Big Girls Do Cry
Yesterday, after reading my first post, my lifelong best friend called me and began to cry because she said that she felt awful that I was feeling the way I did. Interestingly, my first reaction was to tell her to stop and beg her not to cry. I was not writing to make people cry. I created this blog to keep me from crying. But then I began to think about my reaction. Who am I to tell someone not to cry if they feel sad or sorry for me or anyone for that matter? Crying is a release of emotion. My God, that’s part of the reason I am in the position I am in today.
I had been told my whole life not to cry, to be strong and that I cried over silly things because I was overly sentimental. I can remember my father balking at me as I cried at the series finale of Family Ties, as the cast came out to bid farewell to all of their fans. I loved that show as a teenager and this was a loss to me, albeit a small one in the realm of my life now. None the less, I was sad. I was touched by their emotional goodbyes, and yet, I was told I was being ridiculous. Why? I suppose it is because crying makes people uncomfortable. We are all programmed to make people feel better, to fix people, and if we can’t as humans help someone to feel better, we see ourselves as failures.
As an adult I used to boast that I was not a “crier.” I was tough and there was not one person to whom I was going to expose that perceived weakness. Instead of crying when I was hurt, I got angry. I yelled, I screamed, I threw stuff, hurled horrible insults in efforts to inflict more pain on the people I loved to prevent them from seeing how much I was hurting within myself. I mastered this at a young age I am extremely ashamed to say. But it is amazing what we are programmed to do as children. It is amazing what defense mechanisms kick in when you feel threatened and are in fear of having your vulnerabilities exposed.

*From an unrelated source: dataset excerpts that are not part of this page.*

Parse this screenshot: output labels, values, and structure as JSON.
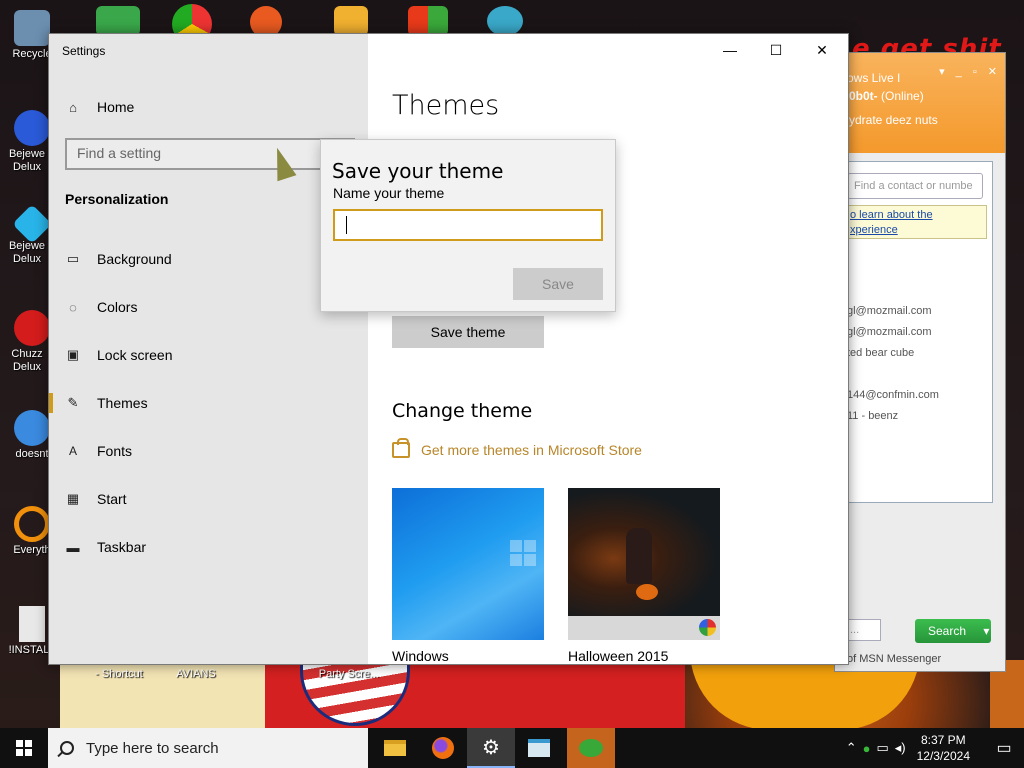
{
  "desktop": {
    "graffiti": "e get shit",
    "icons": [
      {
        "name": "recycle-bin",
        "label": "Recycle",
        "color": "#6c8fb0"
      },
      {
        "name": "bejeweled-1",
        "label": "Bejewe Delux",
        "color": "#2a5ad8"
      },
      {
        "name": "bejeweled-2",
        "label": "Bejewe Delux",
        "color": "#28b4e8"
      },
      {
        "name": "chuzzle",
        "label": "Chuzz Delux",
        "color": "#d41c1c"
      },
      {
        "name": "doesnt",
        "label": "doesnt",
        "color": "#3a8ae0"
      },
      {
        "name": "everything",
        "label": "Everyth",
        "color": "#f0900c"
      },
      {
        "name": "install",
        "label": "!INSTALL",
        "color": "#e8e8e8"
      }
    ],
    "bottom_labels": [
      "- Shortcut",
      "AVIANS",
      "Party Scre..."
    ]
  },
  "msn": {
    "header_title": "ows Live I",
    "user": "0b0t-",
    "status": "(Online)",
    "message": "ydrate deez nuts",
    "find_placeholder": "Find a contact or numbe",
    "tip_line1": "o learn about the",
    "tip_line2": "xperience",
    "contacts": [
      "gl@mozmail.com",
      "gl@mozmail.com",
      "ted bear cube",
      "144@confmin.com",
      "11 - beenz"
    ],
    "search_placeholder": "...",
    "search_button": "Search",
    "footer": "of MSN Messenger"
  },
  "settings": {
    "window_title": "Settings",
    "controls": {
      "minimize": "—",
      "maximize": "☐",
      "close": "✕"
    },
    "home_label": "Home",
    "search_placeholder": "Find a setting",
    "section": "Personalization",
    "nav": [
      {
        "label": "Background",
        "icon": "image-icon"
      },
      {
        "label": "Colors",
        "icon": "palette-icon"
      },
      {
        "label": "Lock screen",
        "icon": "lock-screen-icon"
      },
      {
        "label": "Themes",
        "icon": "themes-icon",
        "active": true
      },
      {
        "label": "Fonts",
        "icon": "fonts-icon"
      },
      {
        "label": "Start",
        "icon": "start-icon"
      },
      {
        "label": "Taskbar",
        "icon": "taskbar-icon"
      }
    ],
    "page_title": "Themes",
    "save_theme_button": "Save theme",
    "change_theme_heading": "Change theme",
    "store_link": "Get more themes in Microsoft Store",
    "themes": [
      {
        "name": "Windows"
      },
      {
        "name": "Halloween 2015"
      }
    ],
    "accent_color": "#d09a1a"
  },
  "dialog": {
    "title": "Save your theme",
    "label": "Name your theme",
    "value": "",
    "save_button": "Save"
  },
  "taskbar": {
    "search_placeholder": "Type here to search",
    "apps": [
      "file-explorer",
      "firefox",
      "settings",
      "notepad",
      "msn-messenger"
    ],
    "time": "8:37 PM",
    "date": "12/3/2024"
  }
}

People who truly did not know me would never believe I had this dark side, this deep pit of hurt, because to the outside world, I walked around like Buddy The Elf, smiling all the time. And do you know what? Most times I felt completely fraudulent and continued to dislike myself even more. So when I walked into my counselor’s office 3 weeks ago, crying more than I spoke, it was a complete shock to me. Where was all this emotion coming from? She told me I was “raw” with pain that has not been dealt with for years. Very possible, I thought, and at that very moment, I made a commitment to myself that I would see it through. I would work through this pain, no matter how scary, no matter how difficult because I never again wanted to feel like this.
So to my very best friend, I am sorry I tried to stifle your tears. I love you for shedding them for me and for my pain. I will try my damndest never to tell someone not to cry ever again for it is only through grief can we begin to heal.